For everyone else it was a nightmare. Those on the East and West coasts of the United States, there was a constant and real fear of invasion. As that possibility subsided there was the nightmare of fear for their loved ones in the war-for sons, husbands, brothers and friends who might be gone forever.

But it was also an inspiring time. The human spirit of good people to unite to defeat evil won out. It is this spirit that I was determined to save from disappearing into the darkness of history in the years after the war. I was concerned that those involved had to see the war as glorious in order to try to quell the nightmares of reality. In the Museum I have seen the perspective of World War II veterans change from telling their children about the glory to explaining the terror to their grandchildren.

The Museum is all about reality-everything displayed is original and everything is from the time that it happened. There are no retrospectives. Human events are lived in real time, not retrospectively. I wanted to collect, preserve and finally exhibit, what they read, what they used, all of the information that they were seeing and experiencing with the full understanding that no one can experience their anxiety.

It is an old cliché that those that don’t understand history are condemned to relive it (and this is one basic observation that Churchill didn’t utter). Perhaps, in the context of the Museum, a more apt observation is that history shows us that people don’t learn from history because they think they are special, their country is different, their times are special, all the while not appreciating that every generation before them felt the same way.

The mission of the Museum is to have people gain a sense of direct contact with the World War II generation, to see them as people like ourselves today, to identify with their concerns and fears, to understand what caused World War II internationally, and how it was brought to an end at a terrible price.
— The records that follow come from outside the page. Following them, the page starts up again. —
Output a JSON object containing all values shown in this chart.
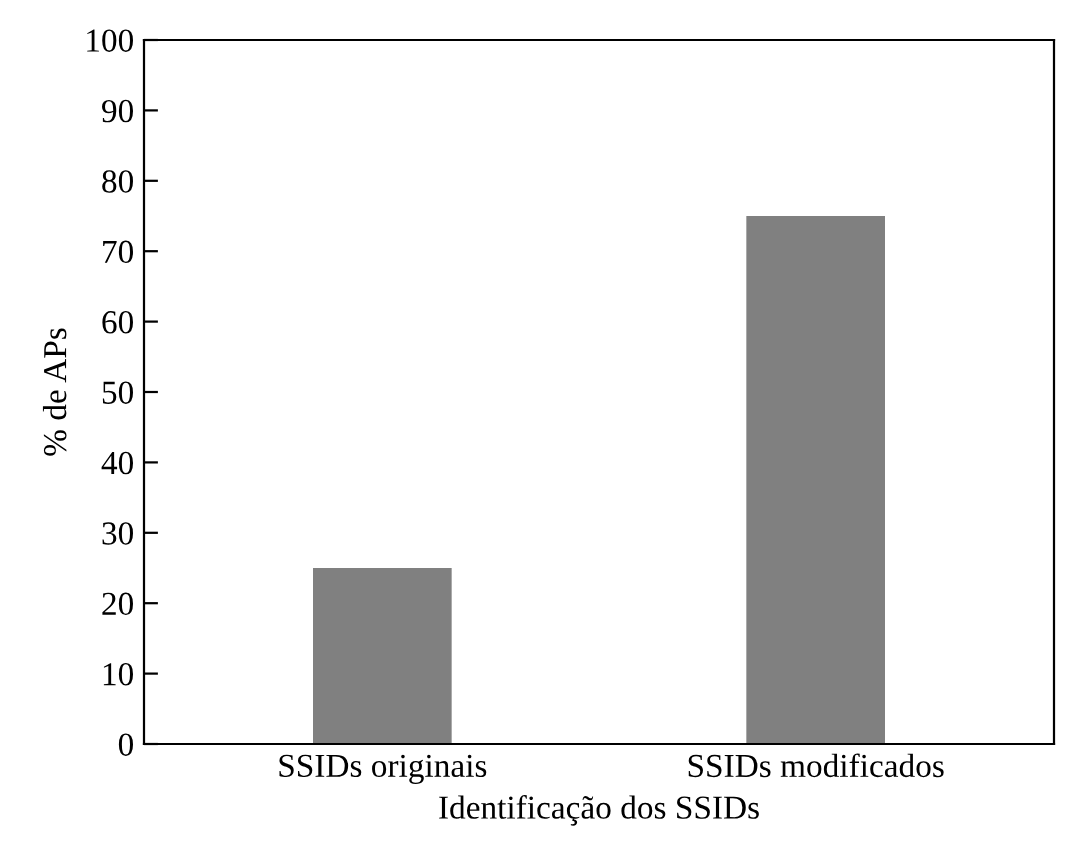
{
  "chart_data": {
    "type": "bar",
    "xlabel": "Identificação dos SSIDs",
    "ylabel": "% de APs",
    "categories": [
      "SSIDs originais",
      "SSIDs modificados"
    ],
    "values": [
      25,
      75
    ],
    "color": "#808080",
    "ylim": [
      0,
      100
    ],
    "yticks": [
      0,
      10,
      20,
      30,
      40,
      50,
      60,
      70,
      80,
      90,
      100
    ],
    "grid": false,
    "legend": false
  }
}
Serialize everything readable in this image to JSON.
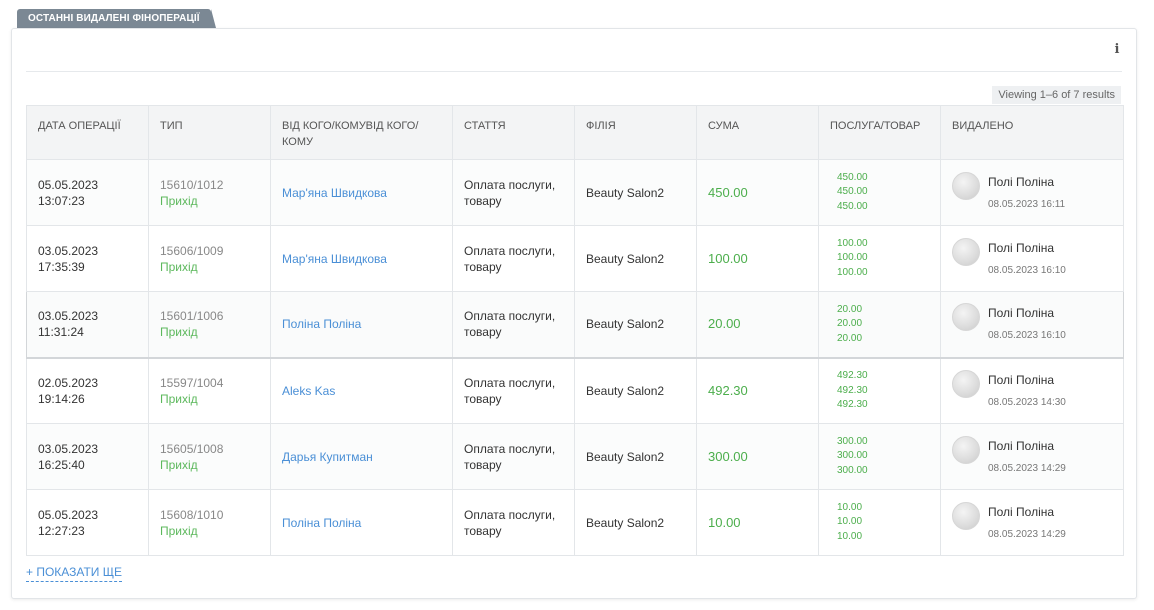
{
  "tab_label": "ОСТАННІ ВИДАЛЕНІ ФІНОПЕРАЦІЇ",
  "info_icon": "info-icon",
  "summary": "Viewing 1–6 of 7 results",
  "columns": [
    "ДАТА ОПЕРАЦІЇ",
    "ТИП",
    "ВІД КОГО/КОМУВІД КОГО/КОМУ",
    "СТАТТЯ",
    "ФІЛІЯ",
    "СУМА",
    "ПОСЛУГА/ТОВАР",
    "ВИДАЛЕНО"
  ],
  "rows": [
    {
      "date": "05.05.2023",
      "time": "13:07:23",
      "number": "15610/1012",
      "type": "Прихід",
      "counterparty": "Мар'яна Швидкова",
      "article": "Оплата послуги, товару",
      "branch": "Beauty Salon2",
      "amount": "450.00",
      "items": [
        "450.00",
        "450.00",
        "450.00"
      ],
      "deleted_by": "Полі Поліна",
      "deleted_at": "08.05.2023 16:11"
    },
    {
      "date": "03.05.2023",
      "time": "17:35:39",
      "number": "15606/1009",
      "type": "Прихід",
      "counterparty": "Мар'яна Швидкова",
      "article": "Оплата послуги, товару",
      "branch": "Beauty Salon2",
      "amount": "100.00",
      "items": [
        "100.00",
        "100.00",
        "100.00"
      ],
      "deleted_by": "Полі Поліна",
      "deleted_at": "08.05.2023 16:10"
    },
    {
      "date": "03.05.2023",
      "time": "11:31:24",
      "number": "15601/1006",
      "type": "Прихід",
      "counterparty": "Поліна Поліна",
      "article": "Оплата послуги, товару",
      "branch": "Beauty Salon2",
      "amount": "20.00",
      "items": [
        "20.00",
        "20.00",
        "20.00"
      ],
      "deleted_by": "Полі Поліна",
      "deleted_at": "08.05.2023 16:10"
    },
    {
      "date": "02.05.2023",
      "time": "19:14:26",
      "number": "15597/1004",
      "type": "Прихід",
      "counterparty": "Aleks Kas",
      "article": "Оплата послуги, товару",
      "branch": "Beauty Salon2",
      "amount": "492.30",
      "items": [
        "492.30",
        "492.30",
        "492.30"
      ],
      "deleted_by": "Полі Поліна",
      "deleted_at": "08.05.2023 14:30"
    },
    {
      "date": "03.05.2023",
      "time": "16:25:40",
      "number": "15605/1008",
      "type": "Прихід",
      "counterparty": "Дарья Купитман",
      "article": "Оплата послуги, товару",
      "branch": "Beauty Salon2",
      "amount": "300.00",
      "items": [
        "300.00",
        "300.00",
        "300.00"
      ],
      "deleted_by": "Полі Поліна",
      "deleted_at": "08.05.2023 14:29"
    },
    {
      "date": "05.05.2023",
      "time": "12:27:23",
      "number": "15608/1010",
      "type": "Прихід",
      "counterparty": "Поліна Поліна",
      "article": "Оплата послуги, товару",
      "branch": "Beauty Salon2",
      "amount": "10.00",
      "items": [
        "10.00",
        "10.00",
        "10.00"
      ],
      "deleted_by": "Полі Поліна",
      "deleted_at": "08.05.2023 14:29"
    }
  ],
  "show_more": "+ ПОКАЗАТИ ЩЕ",
  "colors": {
    "accent_link": "#4a8fd6",
    "income_green": "#5cb85c",
    "tab_bg": "#7b8894"
  }
}
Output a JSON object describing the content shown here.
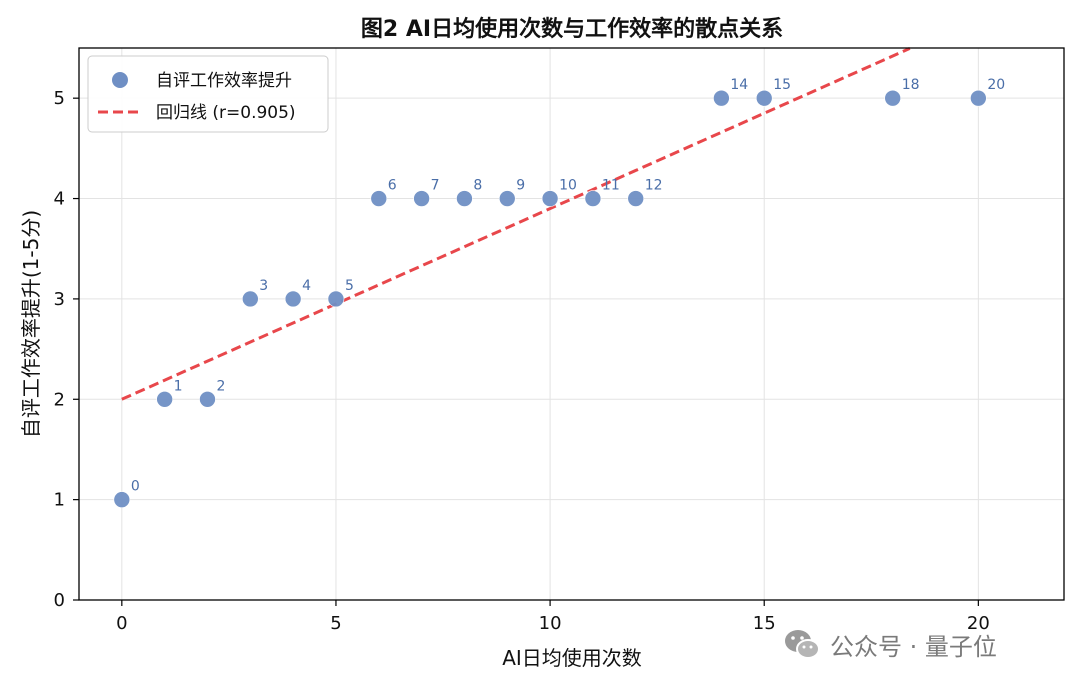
{
  "chart_data": {
    "type": "scatter",
    "title": "图2  AI日均使用次数与工作效率的散点关系",
    "xlabel": "AI日均使用次数",
    "ylabel": "自评工作效率提升(1-5分)",
    "xlim": [
      -1,
      22
    ],
    "ylim": [
      0,
      5.5
    ],
    "xticks": [
      0,
      5,
      10,
      15,
      20
    ],
    "yticks": [
      0,
      1,
      2,
      3,
      4,
      5
    ],
    "grid": true,
    "legend_position": "upper-left",
    "series": [
      {
        "name": "自评工作效率提升",
        "color": "#6f8fc4",
        "label_color": "#4a6ea8",
        "points": [
          {
            "x": 0,
            "y": 1,
            "label": "0"
          },
          {
            "x": 1,
            "y": 2,
            "label": "1"
          },
          {
            "x": 2,
            "y": 2,
            "label": "2"
          },
          {
            "x": 3,
            "y": 3,
            "label": "3"
          },
          {
            "x": 4,
            "y": 3,
            "label": "4"
          },
          {
            "x": 5,
            "y": 3,
            "label": "5"
          },
          {
            "x": 6,
            "y": 4,
            "label": "6"
          },
          {
            "x": 7,
            "y": 4,
            "label": "7"
          },
          {
            "x": 8,
            "y": 4,
            "label": "8"
          },
          {
            "x": 9,
            "y": 4,
            "label": "9"
          },
          {
            "x": 10,
            "y": 4,
            "label": "10"
          },
          {
            "x": 11,
            "y": 4,
            "label": "11"
          },
          {
            "x": 12,
            "y": 4,
            "label": "12"
          },
          {
            "x": 14,
            "y": 5,
            "label": "14"
          },
          {
            "x": 15,
            "y": 5,
            "label": "15"
          },
          {
            "x": 18,
            "y": 5,
            "label": "18"
          },
          {
            "x": 20,
            "y": 5,
            "label": "20"
          }
        ]
      }
    ],
    "regression": {
      "name": "回归线 (r=0.905)",
      "color": "#e8474b",
      "style": "dashed",
      "intercept": 2.0,
      "slope": 0.19,
      "x_range": [
        0,
        18.4
      ]
    }
  },
  "watermark": {
    "text": "公众号 · 量子位",
    "icon": "wechat-icon"
  }
}
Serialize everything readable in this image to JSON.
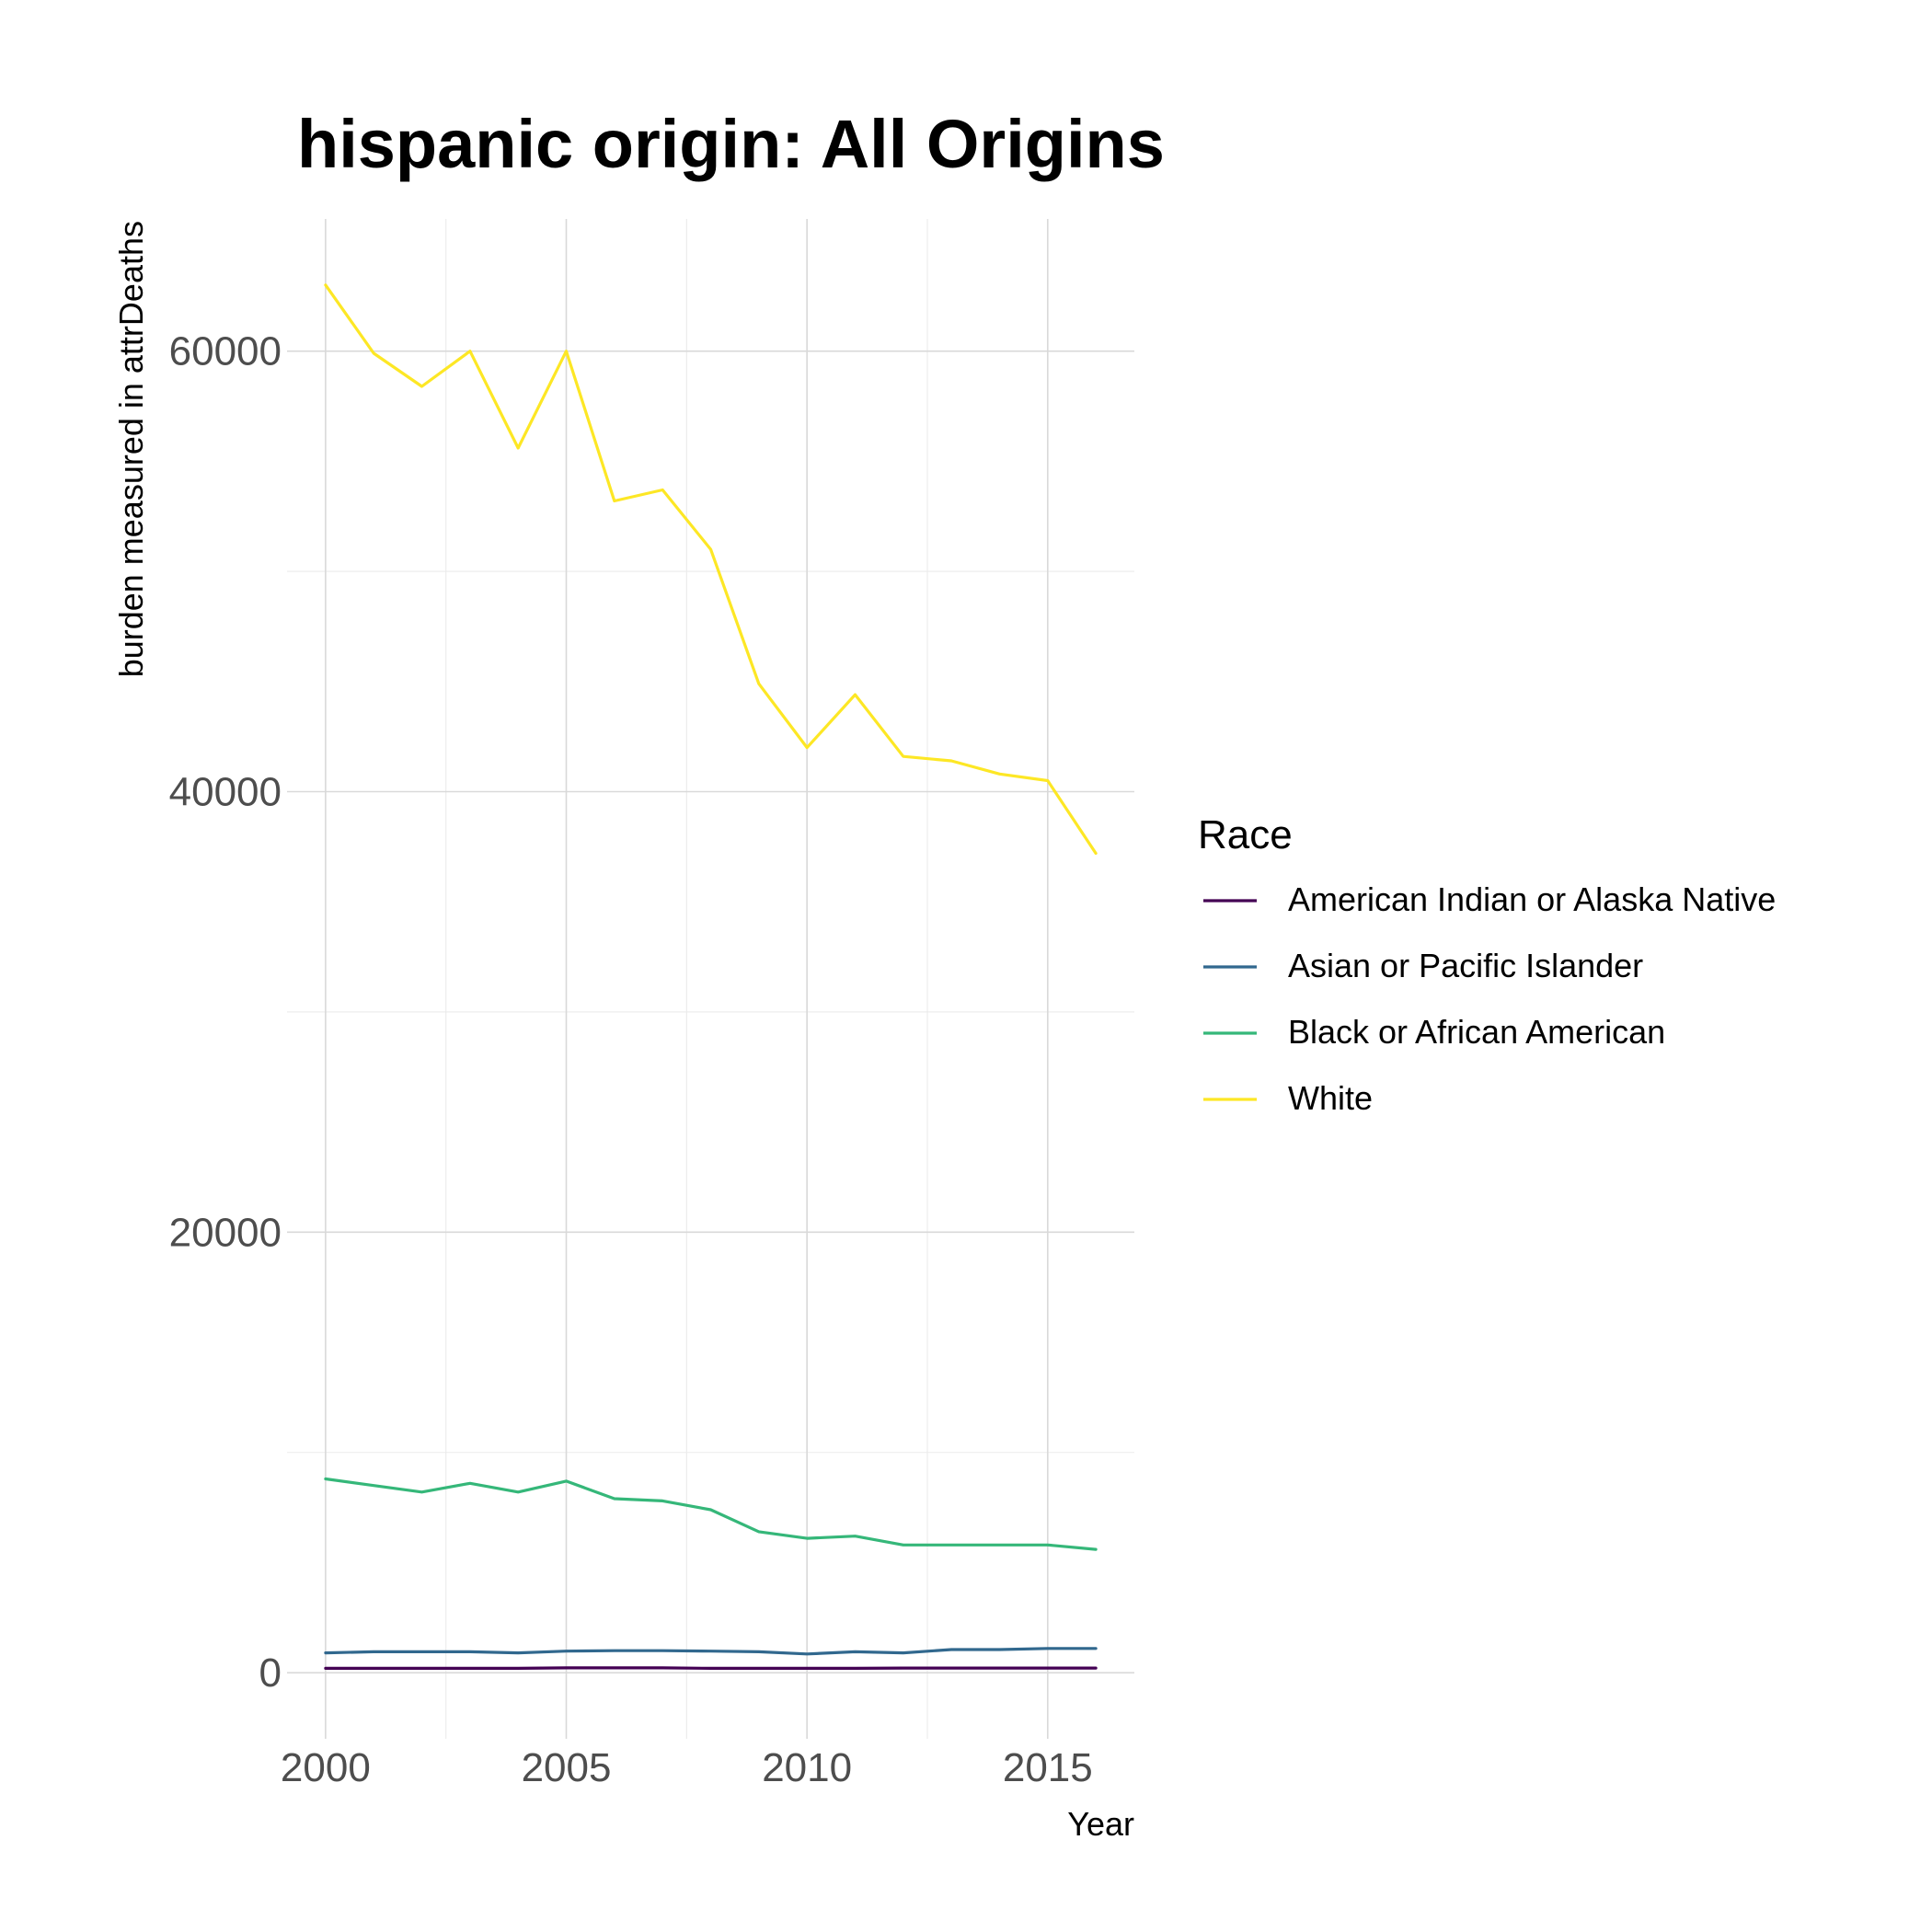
{
  "chart_data": {
    "type": "line",
    "title": "hispanic origin: All Origins",
    "xlabel": "Year",
    "ylabel": "burden measured in attrDeaths",
    "x": [
      2000,
      2001,
      2002,
      2003,
      2004,
      2005,
      2006,
      2007,
      2008,
      2009,
      2010,
      2011,
      2012,
      2013,
      2014,
      2015,
      2016
    ],
    "xlim": [
      1999.2,
      2016.8
    ],
    "ylim": [
      -3000,
      66000
    ],
    "x_ticks": [
      2000,
      2005,
      2010,
      2015
    ],
    "x_tick_labels": [
      "2000",
      "2005",
      "2010",
      "2015"
    ],
    "x_minor_ticks": [
      2002.5,
      2007.5,
      2012.5
    ],
    "y_ticks": [
      0,
      20000,
      40000,
      60000
    ],
    "y_tick_labels": [
      "0",
      "20000",
      "40000",
      "60000"
    ],
    "y_minor_ticks": [
      10000,
      30000,
      50000
    ],
    "grid": true,
    "legend": {
      "title": "Race",
      "position": "right"
    },
    "series": [
      {
        "name": "American Indian or Alaska Native",
        "color": "#440154",
        "values": [
          200,
          200,
          200,
          200,
          200,
          220,
          220,
          220,
          200,
          200,
          200,
          200,
          210,
          210,
          210,
          210,
          210
        ]
      },
      {
        "name": "Asian or Pacific Islander",
        "color": "#31688E",
        "values": [
          900,
          950,
          950,
          950,
          900,
          980,
          1000,
          1000,
          980,
          950,
          850,
          950,
          900,
          1050,
          1050,
          1100,
          1100
        ]
      },
      {
        "name": "Black or African American",
        "color": "#35B779",
        "values": [
          8800,
          8500,
          8200,
          8600,
          8200,
          8700,
          7900,
          7800,
          7400,
          6400,
          6100,
          6200,
          5800,
          5800,
          5800,
          5800,
          5600
        ]
      },
      {
        "name": "White",
        "color": "#FDE725",
        "values": [
          63000,
          59900,
          58400,
          60000,
          55600,
          60000,
          53200,
          53700,
          51000,
          44900,
          42000,
          44400,
          41600,
          41400,
          40800,
          40500,
          37200
        ]
      }
    ]
  }
}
I am always taken aback when people blithely comment that we won World War II. The United States lost 425,000 soldiers; the world lost over 60,000,000 people. No one wins wars; we just fought to destroy evil and save ourselves from even worse times.

For me personally, the most satisfying part of forming this collection and establishing this Museum is the reactions of students. Our education program operates t maximum every day, and contrary to what every adult thinks, kids are very interested in history when they are shown it in human and personal terms. They don’t need “virtual reality”; they experience “real reality”. Our interactive is the visitor’s own mind. The thoughtful descriptions students write about what the Museum has meant to them personally is the most gratifying part of my work”.

I personally have a new excuse to get to Boston!